We started talking about how we could take that program and expand and contract it at the same time. So if you jump out a level from a program like that and created a larger umbrella program that you could create many smaller more targeted opportunities (MTO might be one of them) we could become more strategic and agile with our faculty projects — I started calling it the Engagement Awards. The idea is if we are researching SecondLife, then we could do a targeted Engagement Award Call related specifically to that — the same could hold true for podcasting, blogging, wikis, and anything else we have running around in our collective heads. That would get us off the Flash treadmill and into a whole host of opportunities to work with faculty. Every project would be connected to a set of outcomes — a “profile in success” like piece for our webspaces, a white paper, and hopefully an invitation for the faculty members to participate in our annual TLT Symposium. I am not explaining this very well, but the idea is to create targeted opportunities to engage with faculty throughout the year that are more in line with our resources, interests, and capabilities. I could see many of these targeted calls looking at emerging things that I know faculty would be interested in.

Does this make sense and who is doing this in Higher Education that I could benchmark against?

3 thoughts on “Faculty Projects and Engagement Awards

  1. I think this is a great idea (and not just becuase I am likely to benefit). It seems like it would diversify your work and thus make it more interesting and rewarding to you, and engage faculty more directly in shaping how technology gets used across the university. It would allow faculty to explore something they are interested in, while giving both your team and the faculty members real data about how technology plays out in real classrooms. I am not sure I get how SL might be useful, but there are lots of technologies out there to be tried.

  2. We have a program called “Inquiry Through Blended Learning” – basically a bunch of profs apply to the program to get funding for doing projects.
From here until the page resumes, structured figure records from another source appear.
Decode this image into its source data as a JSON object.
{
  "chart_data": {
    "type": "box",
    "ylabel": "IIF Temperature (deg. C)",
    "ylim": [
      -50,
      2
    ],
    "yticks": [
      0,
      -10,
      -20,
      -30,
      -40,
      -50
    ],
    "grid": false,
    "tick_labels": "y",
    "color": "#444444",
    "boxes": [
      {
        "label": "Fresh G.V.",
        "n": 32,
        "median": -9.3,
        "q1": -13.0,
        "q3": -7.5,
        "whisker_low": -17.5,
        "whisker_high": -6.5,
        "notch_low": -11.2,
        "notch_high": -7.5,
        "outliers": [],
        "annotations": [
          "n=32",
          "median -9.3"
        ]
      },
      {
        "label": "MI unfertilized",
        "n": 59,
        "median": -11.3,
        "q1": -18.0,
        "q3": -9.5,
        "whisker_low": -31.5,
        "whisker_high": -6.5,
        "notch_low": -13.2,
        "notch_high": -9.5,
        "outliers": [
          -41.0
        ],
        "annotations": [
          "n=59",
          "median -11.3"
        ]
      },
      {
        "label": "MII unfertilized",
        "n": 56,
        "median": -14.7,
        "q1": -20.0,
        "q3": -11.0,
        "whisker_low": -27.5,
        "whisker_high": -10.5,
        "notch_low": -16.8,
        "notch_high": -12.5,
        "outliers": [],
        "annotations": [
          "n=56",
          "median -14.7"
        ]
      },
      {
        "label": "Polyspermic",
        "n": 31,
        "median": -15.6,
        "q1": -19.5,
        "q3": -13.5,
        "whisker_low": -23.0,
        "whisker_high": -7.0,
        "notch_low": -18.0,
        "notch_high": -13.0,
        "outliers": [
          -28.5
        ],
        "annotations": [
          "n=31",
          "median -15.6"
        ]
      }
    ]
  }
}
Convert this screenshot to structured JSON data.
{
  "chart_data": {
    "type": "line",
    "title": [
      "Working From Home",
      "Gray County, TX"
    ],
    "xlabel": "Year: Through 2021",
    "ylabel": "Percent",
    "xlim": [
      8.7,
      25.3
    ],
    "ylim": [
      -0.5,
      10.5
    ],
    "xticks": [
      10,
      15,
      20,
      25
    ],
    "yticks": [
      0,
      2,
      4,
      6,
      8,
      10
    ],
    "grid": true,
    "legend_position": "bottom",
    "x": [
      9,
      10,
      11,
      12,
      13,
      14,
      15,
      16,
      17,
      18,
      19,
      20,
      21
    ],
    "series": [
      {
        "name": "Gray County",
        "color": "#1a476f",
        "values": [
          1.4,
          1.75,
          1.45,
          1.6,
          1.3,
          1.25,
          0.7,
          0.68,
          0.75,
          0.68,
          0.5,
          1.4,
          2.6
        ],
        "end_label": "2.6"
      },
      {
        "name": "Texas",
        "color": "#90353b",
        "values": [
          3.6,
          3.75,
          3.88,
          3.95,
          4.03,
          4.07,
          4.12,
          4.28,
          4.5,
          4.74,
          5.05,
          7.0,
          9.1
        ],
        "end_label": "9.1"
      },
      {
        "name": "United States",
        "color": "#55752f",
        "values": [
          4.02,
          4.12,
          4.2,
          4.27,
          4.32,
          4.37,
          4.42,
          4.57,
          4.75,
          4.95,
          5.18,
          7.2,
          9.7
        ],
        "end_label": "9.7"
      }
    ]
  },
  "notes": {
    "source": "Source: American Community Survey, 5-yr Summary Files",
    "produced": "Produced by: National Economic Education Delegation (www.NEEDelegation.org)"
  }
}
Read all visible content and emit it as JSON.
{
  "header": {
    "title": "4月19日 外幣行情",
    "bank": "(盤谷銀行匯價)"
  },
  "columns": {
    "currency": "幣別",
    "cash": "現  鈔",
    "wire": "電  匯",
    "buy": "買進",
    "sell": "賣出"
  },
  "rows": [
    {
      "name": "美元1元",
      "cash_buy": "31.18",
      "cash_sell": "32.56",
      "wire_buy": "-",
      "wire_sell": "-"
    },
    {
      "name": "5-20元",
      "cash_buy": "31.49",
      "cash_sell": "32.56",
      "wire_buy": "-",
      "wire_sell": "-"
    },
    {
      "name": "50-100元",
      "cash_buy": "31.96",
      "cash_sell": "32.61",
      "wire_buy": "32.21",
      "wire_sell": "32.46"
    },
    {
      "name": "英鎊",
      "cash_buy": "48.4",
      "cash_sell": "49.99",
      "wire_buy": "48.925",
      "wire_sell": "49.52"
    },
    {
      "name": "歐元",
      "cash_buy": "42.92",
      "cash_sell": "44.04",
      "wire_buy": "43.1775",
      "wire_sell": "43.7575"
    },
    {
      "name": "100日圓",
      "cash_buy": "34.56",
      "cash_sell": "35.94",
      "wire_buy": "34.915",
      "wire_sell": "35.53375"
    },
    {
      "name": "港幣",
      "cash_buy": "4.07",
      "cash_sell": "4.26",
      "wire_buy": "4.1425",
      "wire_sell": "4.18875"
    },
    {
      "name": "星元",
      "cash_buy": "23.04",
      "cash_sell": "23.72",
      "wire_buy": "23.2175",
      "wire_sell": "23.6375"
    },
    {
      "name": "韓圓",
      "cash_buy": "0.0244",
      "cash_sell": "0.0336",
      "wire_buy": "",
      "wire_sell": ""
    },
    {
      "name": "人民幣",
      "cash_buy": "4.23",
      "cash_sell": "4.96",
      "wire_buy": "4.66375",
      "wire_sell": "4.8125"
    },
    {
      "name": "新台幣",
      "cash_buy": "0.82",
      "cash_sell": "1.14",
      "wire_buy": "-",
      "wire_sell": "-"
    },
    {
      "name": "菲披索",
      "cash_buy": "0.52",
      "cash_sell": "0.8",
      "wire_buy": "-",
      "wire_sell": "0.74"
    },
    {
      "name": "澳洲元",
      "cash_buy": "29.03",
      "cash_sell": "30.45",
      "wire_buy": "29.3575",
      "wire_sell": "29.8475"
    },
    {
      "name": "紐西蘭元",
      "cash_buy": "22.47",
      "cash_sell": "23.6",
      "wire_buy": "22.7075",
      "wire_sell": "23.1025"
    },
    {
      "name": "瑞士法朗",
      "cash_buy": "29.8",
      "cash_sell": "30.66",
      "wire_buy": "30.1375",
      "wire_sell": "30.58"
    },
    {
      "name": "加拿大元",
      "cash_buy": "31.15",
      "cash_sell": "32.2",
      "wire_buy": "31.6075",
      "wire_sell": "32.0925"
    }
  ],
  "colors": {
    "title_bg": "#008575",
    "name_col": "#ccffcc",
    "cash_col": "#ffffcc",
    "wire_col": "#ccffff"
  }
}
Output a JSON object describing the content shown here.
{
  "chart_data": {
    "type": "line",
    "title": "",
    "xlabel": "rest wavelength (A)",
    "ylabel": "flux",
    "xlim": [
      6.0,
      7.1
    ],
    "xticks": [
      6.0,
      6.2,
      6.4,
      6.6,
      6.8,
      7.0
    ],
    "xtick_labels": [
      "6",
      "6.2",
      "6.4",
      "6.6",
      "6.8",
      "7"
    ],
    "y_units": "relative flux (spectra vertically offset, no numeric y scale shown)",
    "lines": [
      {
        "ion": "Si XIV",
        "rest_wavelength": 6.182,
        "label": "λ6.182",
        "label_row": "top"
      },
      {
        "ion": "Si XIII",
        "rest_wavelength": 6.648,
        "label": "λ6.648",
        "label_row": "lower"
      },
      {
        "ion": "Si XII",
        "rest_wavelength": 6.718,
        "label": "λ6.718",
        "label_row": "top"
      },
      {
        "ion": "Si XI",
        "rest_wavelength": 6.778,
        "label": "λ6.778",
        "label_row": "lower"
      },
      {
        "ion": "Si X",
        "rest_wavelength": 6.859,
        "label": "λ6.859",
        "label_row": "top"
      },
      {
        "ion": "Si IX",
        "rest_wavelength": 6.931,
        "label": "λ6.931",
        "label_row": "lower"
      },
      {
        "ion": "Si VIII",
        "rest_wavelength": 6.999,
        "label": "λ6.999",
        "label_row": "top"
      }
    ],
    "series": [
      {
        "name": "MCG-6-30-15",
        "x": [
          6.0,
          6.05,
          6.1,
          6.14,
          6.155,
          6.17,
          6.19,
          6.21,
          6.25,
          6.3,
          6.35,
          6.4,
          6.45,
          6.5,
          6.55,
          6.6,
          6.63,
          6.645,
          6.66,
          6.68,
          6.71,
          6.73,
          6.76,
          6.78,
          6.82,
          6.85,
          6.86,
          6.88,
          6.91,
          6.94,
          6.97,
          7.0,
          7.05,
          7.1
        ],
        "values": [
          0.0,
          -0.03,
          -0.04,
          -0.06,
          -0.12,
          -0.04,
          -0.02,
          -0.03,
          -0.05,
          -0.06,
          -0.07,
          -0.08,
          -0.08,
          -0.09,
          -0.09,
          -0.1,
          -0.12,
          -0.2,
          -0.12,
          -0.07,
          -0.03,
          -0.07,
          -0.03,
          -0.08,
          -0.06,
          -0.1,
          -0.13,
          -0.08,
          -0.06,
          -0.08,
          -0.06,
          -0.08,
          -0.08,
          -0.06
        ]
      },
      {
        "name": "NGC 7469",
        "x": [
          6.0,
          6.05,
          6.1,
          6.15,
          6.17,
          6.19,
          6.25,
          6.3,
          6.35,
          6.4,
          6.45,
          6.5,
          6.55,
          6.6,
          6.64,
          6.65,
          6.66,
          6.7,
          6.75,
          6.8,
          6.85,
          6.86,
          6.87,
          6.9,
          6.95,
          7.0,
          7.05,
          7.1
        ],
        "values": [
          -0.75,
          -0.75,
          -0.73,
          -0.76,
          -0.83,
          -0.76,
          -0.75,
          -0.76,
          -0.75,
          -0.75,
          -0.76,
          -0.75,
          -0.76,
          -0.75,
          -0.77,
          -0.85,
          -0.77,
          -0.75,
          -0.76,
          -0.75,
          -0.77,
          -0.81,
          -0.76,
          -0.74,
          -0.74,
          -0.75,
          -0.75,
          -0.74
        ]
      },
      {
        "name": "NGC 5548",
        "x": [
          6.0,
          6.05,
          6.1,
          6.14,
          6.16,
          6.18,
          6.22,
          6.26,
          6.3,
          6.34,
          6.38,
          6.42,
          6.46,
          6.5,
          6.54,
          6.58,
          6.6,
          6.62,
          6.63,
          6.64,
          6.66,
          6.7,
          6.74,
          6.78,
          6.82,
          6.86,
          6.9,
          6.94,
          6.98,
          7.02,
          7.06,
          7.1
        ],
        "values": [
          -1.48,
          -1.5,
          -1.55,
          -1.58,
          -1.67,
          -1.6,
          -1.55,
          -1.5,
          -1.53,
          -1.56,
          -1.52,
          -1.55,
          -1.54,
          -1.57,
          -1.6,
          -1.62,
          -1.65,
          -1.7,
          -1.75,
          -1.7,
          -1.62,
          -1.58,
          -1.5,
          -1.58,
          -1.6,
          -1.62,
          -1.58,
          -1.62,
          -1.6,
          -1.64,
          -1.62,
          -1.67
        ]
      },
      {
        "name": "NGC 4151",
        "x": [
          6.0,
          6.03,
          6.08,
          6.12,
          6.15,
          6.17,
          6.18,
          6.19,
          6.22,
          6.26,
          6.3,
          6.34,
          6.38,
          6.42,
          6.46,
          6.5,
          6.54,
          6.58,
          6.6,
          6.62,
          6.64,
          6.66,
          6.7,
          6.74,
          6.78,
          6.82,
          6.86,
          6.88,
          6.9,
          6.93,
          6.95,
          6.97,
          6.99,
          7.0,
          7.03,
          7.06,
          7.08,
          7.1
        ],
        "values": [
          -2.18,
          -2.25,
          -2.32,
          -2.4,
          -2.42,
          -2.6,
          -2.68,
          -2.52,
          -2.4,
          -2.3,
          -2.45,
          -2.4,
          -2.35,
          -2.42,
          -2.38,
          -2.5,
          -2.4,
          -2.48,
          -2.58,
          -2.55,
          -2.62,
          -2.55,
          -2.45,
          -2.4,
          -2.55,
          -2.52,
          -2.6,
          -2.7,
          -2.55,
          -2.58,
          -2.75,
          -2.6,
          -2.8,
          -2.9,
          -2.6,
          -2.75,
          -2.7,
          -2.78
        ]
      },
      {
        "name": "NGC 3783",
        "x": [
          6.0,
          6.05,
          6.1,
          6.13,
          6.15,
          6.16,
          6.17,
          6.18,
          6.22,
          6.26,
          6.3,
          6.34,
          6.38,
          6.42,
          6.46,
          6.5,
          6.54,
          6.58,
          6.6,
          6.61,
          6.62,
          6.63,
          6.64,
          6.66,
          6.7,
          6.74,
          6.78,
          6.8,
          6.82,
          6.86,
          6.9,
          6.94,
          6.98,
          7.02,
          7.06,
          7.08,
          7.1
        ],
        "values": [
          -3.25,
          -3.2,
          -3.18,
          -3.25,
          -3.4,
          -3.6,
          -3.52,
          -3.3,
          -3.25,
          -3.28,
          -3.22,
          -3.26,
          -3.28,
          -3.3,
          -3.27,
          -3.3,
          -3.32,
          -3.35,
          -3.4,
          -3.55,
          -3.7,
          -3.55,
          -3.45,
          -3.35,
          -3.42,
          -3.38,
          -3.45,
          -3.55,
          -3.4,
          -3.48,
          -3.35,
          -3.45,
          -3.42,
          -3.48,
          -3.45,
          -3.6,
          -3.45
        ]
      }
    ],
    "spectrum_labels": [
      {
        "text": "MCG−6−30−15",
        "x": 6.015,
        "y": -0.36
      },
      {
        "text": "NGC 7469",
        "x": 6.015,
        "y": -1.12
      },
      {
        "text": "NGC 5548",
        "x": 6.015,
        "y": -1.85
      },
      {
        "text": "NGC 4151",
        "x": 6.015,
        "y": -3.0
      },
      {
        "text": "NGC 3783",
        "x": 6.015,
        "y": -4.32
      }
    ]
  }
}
We then work with the approved faculty to design, implement, and deploy stuff ranging from custom software to media to workshops.

    http://tlc.ucalgary.ca/teachingprograms/itbl.html

    Faculty seem to love it, and I’m a big fan because it brings a nice variety of work across my desk 🙂

  3. I think one of the first steps down a path like this is to revisit how we “engage” faculty to begin with. For example, how are we getting the word out to faculty about these calls for proposals? And are calls for proposals the best way to engage people at all? As a technology unit, I think we need to constantly challenge ourselves to be high touch as well as high tech. Events like the TLT Symposium are a great way to get people together and talking F2F. How could we develop more, smaller opportunities like that throughout the year? Ideas like having staff members adopt a college, asking for referrals from faculty we already work with, hosting an open house event, etc come to mind. To view it through a different lens, if we were a (small) business, what would we be doing right now to grow our business and drive more traffic through the door?